Casinos are a popular pastime in the United States and abroad. Having a casino in a hotel or resort represents a big draw for many guests. The Wynn and MGM Grand are two of the most well-known casino operators, but there are several more competitors in the field. Although many casino stocks have been affected recently by increased gambling regulations in Beijing, many analysts had the foresight to still make profitable calls. Below are the most profitable ratings made in the past 12 months on the top five casino stocks with a three-month horizon.
Credit Suisse gaming analyst Joel Simkins maintained an outperform rating on casino and racetrack operator Penn National Gaming (PENN) on Oct. 24, 2014, following the company’s third quarter 2014 earnings results. The company beat Wall Street’s revenue expectations, which largely reflected better than projected property operating results. The stock was priced at $12.41 when Simkins made his rating and it jumped up to $15.23 three months later, marking a 23.4% profit on his recommendation.
On March 31, 2015, Bryan Maher of Brean Capital initiated coverage on Century Casinos (CNTY) with a “Buy” rating and a price target of $8.50. Century Casinos is an international casino entertainment company that owns and/or operates eight casinos in Colorado, Canada and on cruise lines. The company also owns two-thirds of Casinos Poland Ltd., which owns and operates nine hotel casinos in Poland. The analyst admired the company’s strategy of “taking initial minority positions in projects/casinos that they believe have above-average earnings growth potential and then increasing those ownership positions over time to become the majority/controlling partner.”
At the time of Maher’s rating, CNTY closed at $5.45 per share. Three months later on June 30, CNTY shares were $6.30. Investors who listened to Bryan Maher’s rating would have made a 15.5% return on their investment.
Harry C. Curtis of Nomura Securities maintained a Buy rating on MGM Resorts International (MGM) with a price target of $24 on Jan. 21, 2015. MGM Resorts owns and operates casinos and hotels throughout the United States and in Macau, China. Despite his bullish rating, Curtis said casinos in Macau would be threatened by Beijing, which “is tightening and enforcing travel and capital flow regulations that either didn’t exist or were ignored nine months ago.” MGM stock was priced at $19.24 per share at the time of Curtis’ rating and increased to $21.71 in the following three months. Investors who listened to the Curtis’s rating would have made a 12.8% profit on his investment.
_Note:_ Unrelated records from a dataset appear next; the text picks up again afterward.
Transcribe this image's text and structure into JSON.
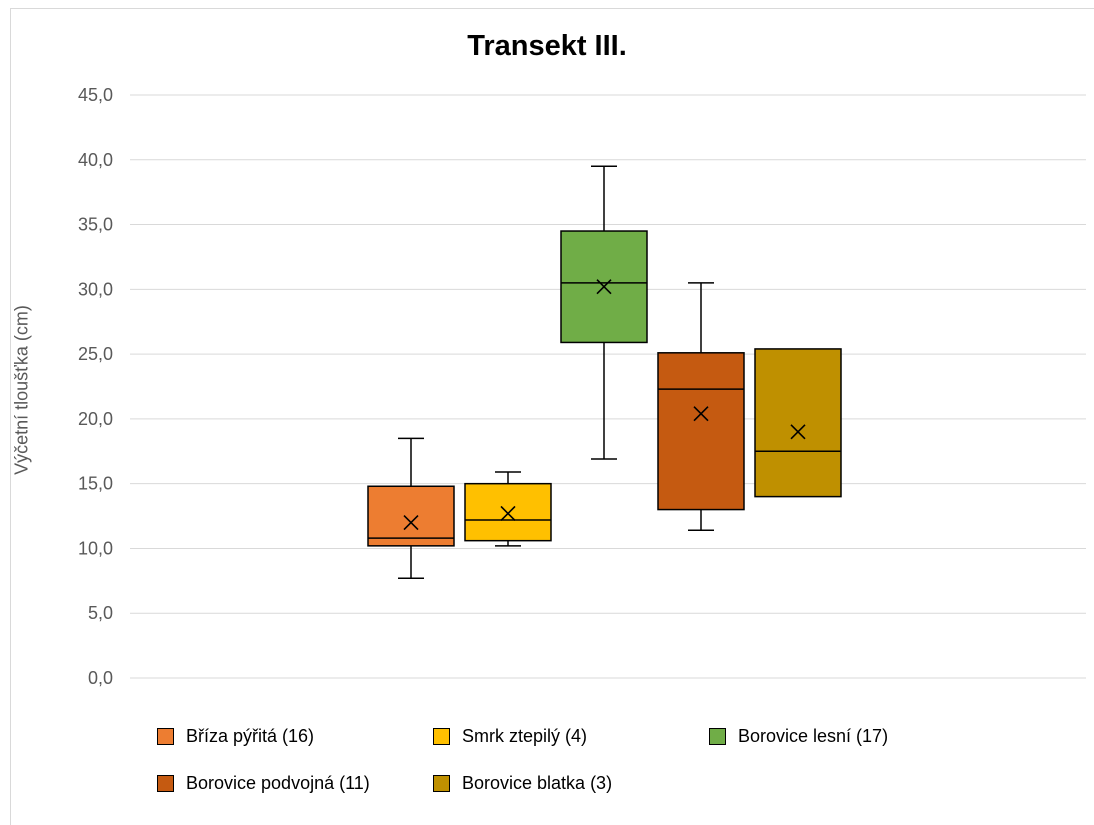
{
  "chart_data": {
    "type": "box",
    "title": "Transekt III.",
    "xlabel": "",
    "ylabel": "Výčetní tloušťka (cm)",
    "ylim": [
      0,
      45
    ],
    "ytick_step": 5,
    "ytick_labels": [
      "0,0",
      "5,0",
      "10,0",
      "15,0",
      "20,0",
      "25,0",
      "30,0",
      "35,0",
      "40,0",
      "45,0"
    ],
    "grid": true,
    "legend_position": "bottom",
    "series": [
      {
        "name": "Bříza pýřitá (16)",
        "color": "#ed7d31",
        "min": 7.7,
        "q1": 10.2,
        "median": 10.8,
        "q3": 14.8,
        "max": 18.5,
        "mean": 12.0
      },
      {
        "name": "Smrk ztepilý (4)",
        "color": "#ffc000",
        "min": 10.2,
        "q1": 10.6,
        "median": 12.2,
        "q3": 15.0,
        "max": 15.9,
        "mean": 12.7
      },
      {
        "name": "Borovice lesní (17)",
        "color": "#70ad47",
        "min": 16.9,
        "q1": 25.9,
        "median": 30.5,
        "q3": 34.5,
        "max": 39.5,
        "mean": 30.2
      },
      {
        "name": "Borovice podvojná (11)",
        "color": "#c55a11",
        "min": 11.4,
        "q1": 13.0,
        "median": 22.3,
        "q3": 25.1,
        "max": 30.5,
        "mean": 20.4
      },
      {
        "name": "Borovice blatka (3)",
        "color": "#bf9000",
        "min": 14.0,
        "q1": 14.0,
        "median": 17.5,
        "q3": 25.4,
        "max": 25.4,
        "mean": 19.0
      }
    ]
  }
}
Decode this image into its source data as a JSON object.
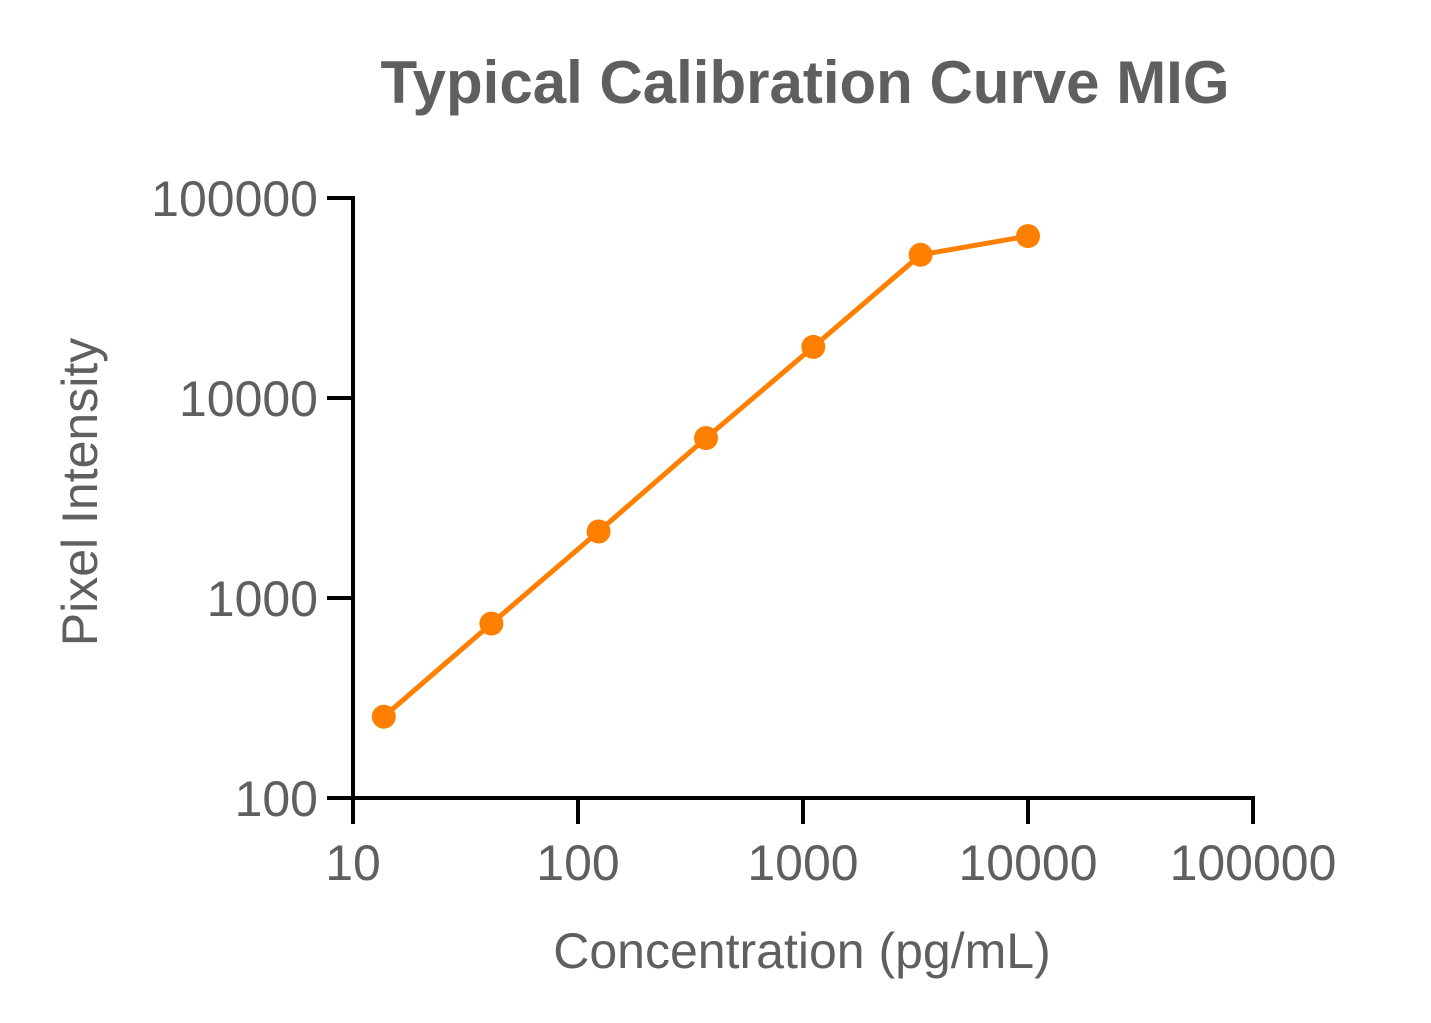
{
  "chart_data": {
    "type": "line",
    "title": "Typical Calibration Curve MIG",
    "xlabel": "Concentration (pg/mL)",
    "ylabel": "Pixel Intensity",
    "x_scale": "log",
    "y_scale": "log",
    "xlim": [
      10,
      100000
    ],
    "ylim": [
      100,
      100000
    ],
    "x_ticks": [
      "10",
      "100",
      "1000",
      "10000",
      "100000"
    ],
    "y_ticks": [
      "100",
      "1000",
      "10000",
      "100000"
    ],
    "grid": false,
    "legend": "none",
    "series": [
      {
        "color": "#ff7f00",
        "marker": "circle",
        "x": [
          13.7,
          41.2,
          123.5,
          370.4,
          1111,
          3333,
          10000
        ],
        "y": [
          255,
          745,
          2150,
          6300,
          18000,
          52000,
          64500
        ]
      }
    ]
  }
}
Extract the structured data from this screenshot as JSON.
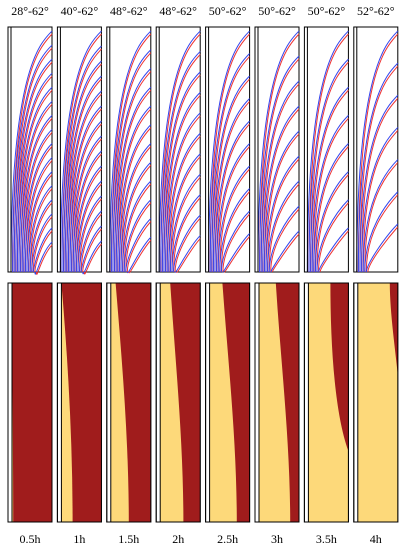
{
  "columns": [
    {
      "angle": "28°-62°",
      "time": "0.5h"
    },
    {
      "angle": "40°-62°",
      "time": "1h"
    },
    {
      "angle": "48°-62°",
      "time": "1.5h"
    },
    {
      "angle": "48°-62°",
      "time": "2h"
    },
    {
      "angle": "50°-62°",
      "time": "2.5h"
    },
    {
      "angle": "50°-62°",
      "time": "3h"
    },
    {
      "angle": "50°-62°",
      "time": "3.5h"
    },
    {
      "angle": "52°-62°",
      "time": "4h"
    }
  ]
}
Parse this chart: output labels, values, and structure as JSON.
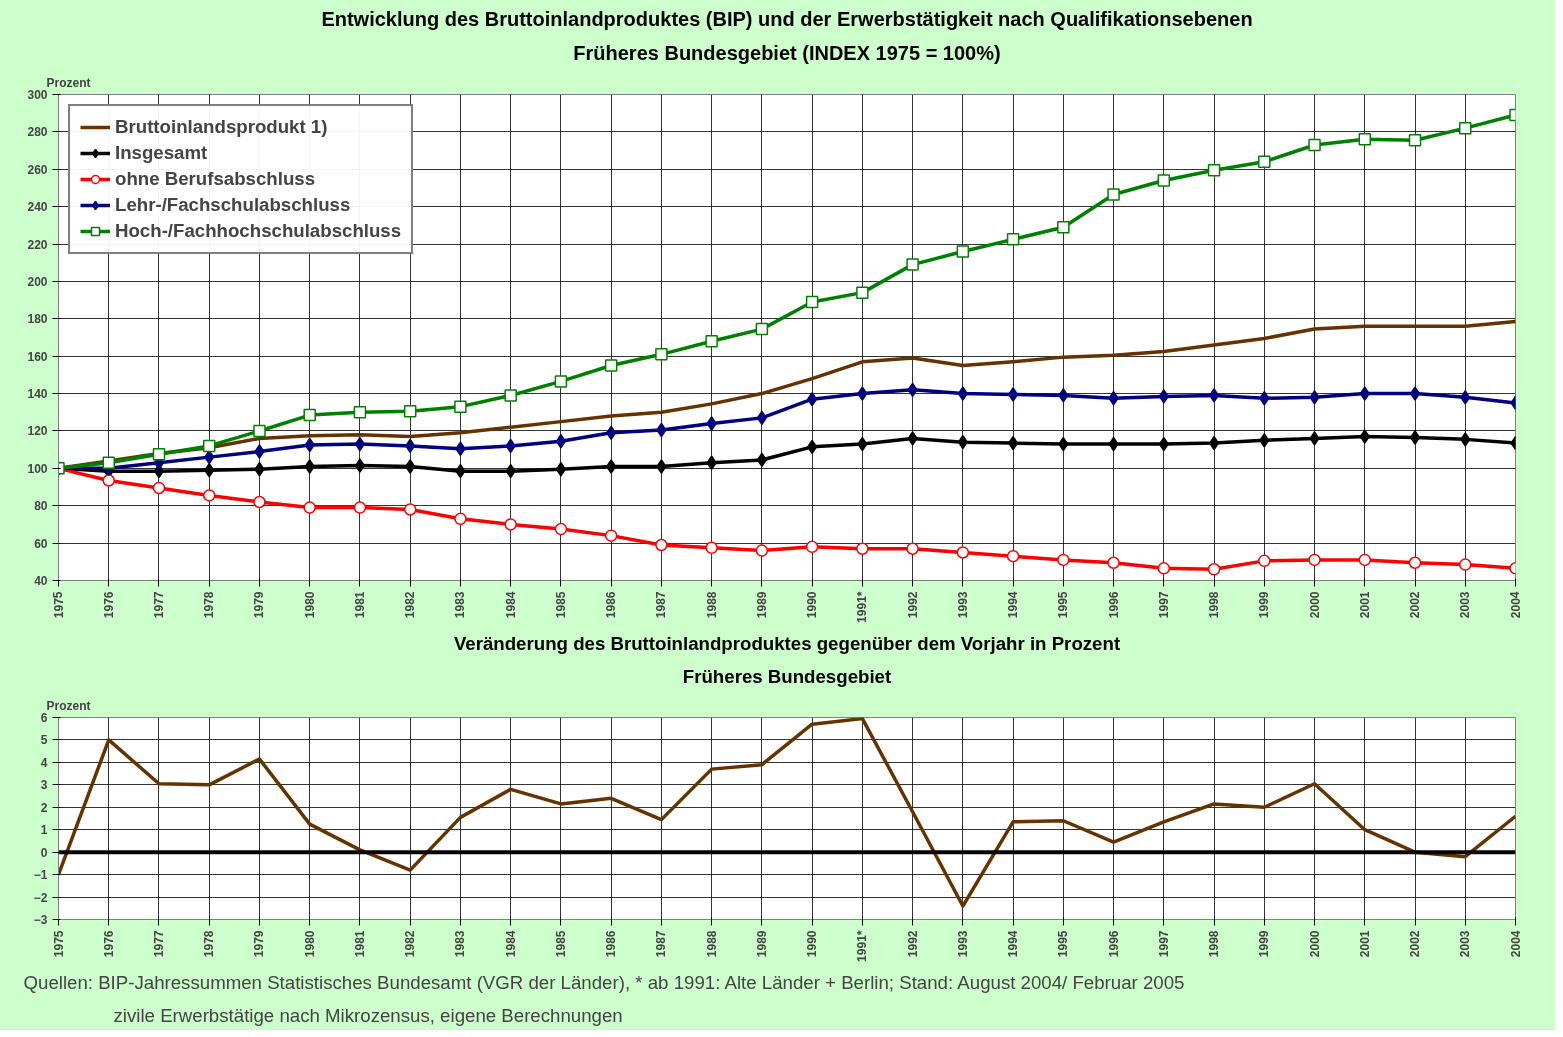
{
  "chart_data": [
    {
      "type": "line",
      "title": "Entwicklung des Bruttoinlandproduktes (BIP) und der Erwerbstätigkeit nach Qualifikationsebenen",
      "subtitle": "Früheres Bundesgebiet (INDEX 1975 = 100%)",
      "ylabel": "Prozent",
      "categories": [
        "1975",
        "1976",
        "1977",
        "1978",
        "1979",
        "1980",
        "1981",
        "1982",
        "1983",
        "1984",
        "1985",
        "1986",
        "1987",
        "1988",
        "1989",
        "1990",
        "1991*",
        "1992",
        "1993",
        "1994",
        "1995",
        "1996",
        "1997",
        "1998",
        "1999",
        "2000",
        "2001",
        "2002",
        "2003",
        "2004"
      ],
      "ylim": [
        40,
        300
      ],
      "yticks": [
        40,
        60,
        80,
        100,
        120,
        140,
        160,
        180,
        200,
        220,
        240,
        260,
        280,
        300
      ],
      "grid": true,
      "legend": "top left",
      "series": [
        {
          "name": "Bruttoinlandsprodukt 1)",
          "color": "#663300",
          "marker": "none",
          "values": [
            100,
            104,
            108,
            111,
            116,
            117.5,
            118,
            117,
            119,
            122,
            125,
            128,
            130,
            134.5,
            140,
            148,
            157,
            159,
            155,
            157,
            159.5,
            160.5,
            162.5,
            166,
            169.5,
            174.5,
            176,
            176,
            176,
            178.5
          ]
        },
        {
          "name": "Insgesamt",
          "color": "#000000",
          "marker": "diamond",
          "values": [
            100,
            98.5,
            98.5,
            99,
            99.5,
            101,
            101.5,
            101,
            98.5,
            98.5,
            99.5,
            101,
            101,
            103,
            104.5,
            111.5,
            113,
            116,
            114,
            113.5,
            113,
            113,
            113,
            113.5,
            115,
            116,
            117,
            116.5,
            115.5,
            113.5
          ]
        },
        {
          "name": "ohne Berufsabschluss",
          "color": "#ff0000",
          "marker": "circle",
          "values": [
            100,
            93.5,
            89.5,
            85.5,
            82,
            79,
            79,
            78,
            73,
            70,
            67.5,
            64,
            59,
            57.5,
            56,
            58,
            57,
            57,
            55,
            53,
            51,
            49.5,
            46.5,
            46,
            50.5,
            51,
            51,
            49.5,
            48.5,
            46.5
          ]
        },
        {
          "name": "Lehr-/Fachschulabschluss",
          "color": "#000080",
          "marker": "diamond",
          "values": [
            100,
            100,
            103,
            106,
            109,
            112.5,
            113,
            112,
            110.5,
            112,
            114.5,
            119,
            120.5,
            124,
            127,
            137,
            140,
            142,
            140,
            139.5,
            139,
            137.5,
            138.5,
            139,
            137.5,
            138,
            140,
            140,
            138,
            135
          ]
        },
        {
          "name": "Hoch-/Fachhochschulabschluss",
          "color": "#008000",
          "marker": "square",
          "values": [
            100,
            103,
            107.5,
            112,
            120,
            128.5,
            130,
            130.5,
            133,
            139,
            146.5,
            155,
            161,
            168,
            174.5,
            189,
            194,
            209,
            216,
            222.5,
            229,
            246.5,
            254,
            259.5,
            264,
            273,
            276,
            275.5,
            282,
            289
          ]
        }
      ]
    },
    {
      "type": "line",
      "title": "Veränderung des Bruttoinlandproduktes gegenüber dem Vorjahr in Prozent",
      "subtitle": "Früheres Bundesgebiet",
      "ylabel": "Prozent",
      "categories": [
        "1975",
        "1976",
        "1977",
        "1978",
        "1979",
        "1980",
        "1981",
        "1982",
        "1983",
        "1984",
        "1985",
        "1986",
        "1987",
        "1988",
        "1989",
        "1990",
        "1991*",
        "1992",
        "1993",
        "1994",
        "1995",
        "1996",
        "1997",
        "1998",
        "1999",
        "2000",
        "2001",
        "2002",
        "2003",
        "2004"
      ],
      "ylim": [
        -3,
        6
      ],
      "yticks": [
        -3,
        -2,
        -1,
        0,
        1,
        2,
        3,
        4,
        5,
        6
      ],
      "grid": true,
      "legend": false,
      "ref_lines": [
        {
          "axis": "y",
          "value": 0,
          "color": "#000000"
        }
      ],
      "series": [
        {
          "color": "#663300",
          "marker": "none",
          "values": [
            -1,
            5,
            3.05,
            3,
            4.15,
            1.25,
            0.1,
            -0.8,
            1.55,
            2.8,
            2.15,
            2.4,
            1.45,
            3.7,
            3.9,
            5.7,
            5.95,
            1.8,
            -2.4,
            1.35,
            1.4,
            0.45,
            1.35,
            2.15,
            2.0,
            3.05,
            1.0,
            0.0,
            -0.2,
            1.6
          ]
        }
      ],
      "annotations": [
        "Quellen: BIP-Jahressummen Statistisches Bundesamt (VGR der Länder), * ab 1991: Alte Länder + Berlin; Stand: August 2004/ Februar 2005",
        "zivile Erwerbstätige nach Mikrozensus, eigene Berechnungen"
      ]
    }
  ]
}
Karen Tang of Deutsche Bank downgraded Wynn Resorts Ltd. (WYNN) from Hold to Sell on Aug. 22, 2014 when shares were trading at $200. Wynn owns hotels and casinos in Las Vegas and Macau, China. The analyst noted several negative trends in Macau such as slowing demand, increased competition, increasing labor costs and a prolonged approval process for new facilities. Additionally, Tang noted a newly implemented smoking ban in casinos in Macau. Three months later on Nov. 22, 2014, Wynn shares had fallen to $180. Investors who had followed Tang’s Sell rating would have made an 8.9% return on the call during three months.
On Jan. 15, 2015, Stifel Nicolaus analyst Steven Wieczynski reiterated a Buy rating on Las Vegas Sands Corp. (LVS) with a price target of $75. Las Vegas Sands owns and operates several hotels in the United States and Asia. The analyst was bullish on the stock despite a 3% decline in Macau’s gross gaming revenue in 2014. He reasoned his rating, noting, “We’re not predicting a v-shaped recovery, but the longer-term upside opportunity far outweighs incremental downside potential.” Las Vegas Sands was $54.84 per share when Wieczynski recommended the stock and jumped to $56.77 in the following three months. Those who listened to Wieczynski’s recommendation would have made a 4.7% profit on the call.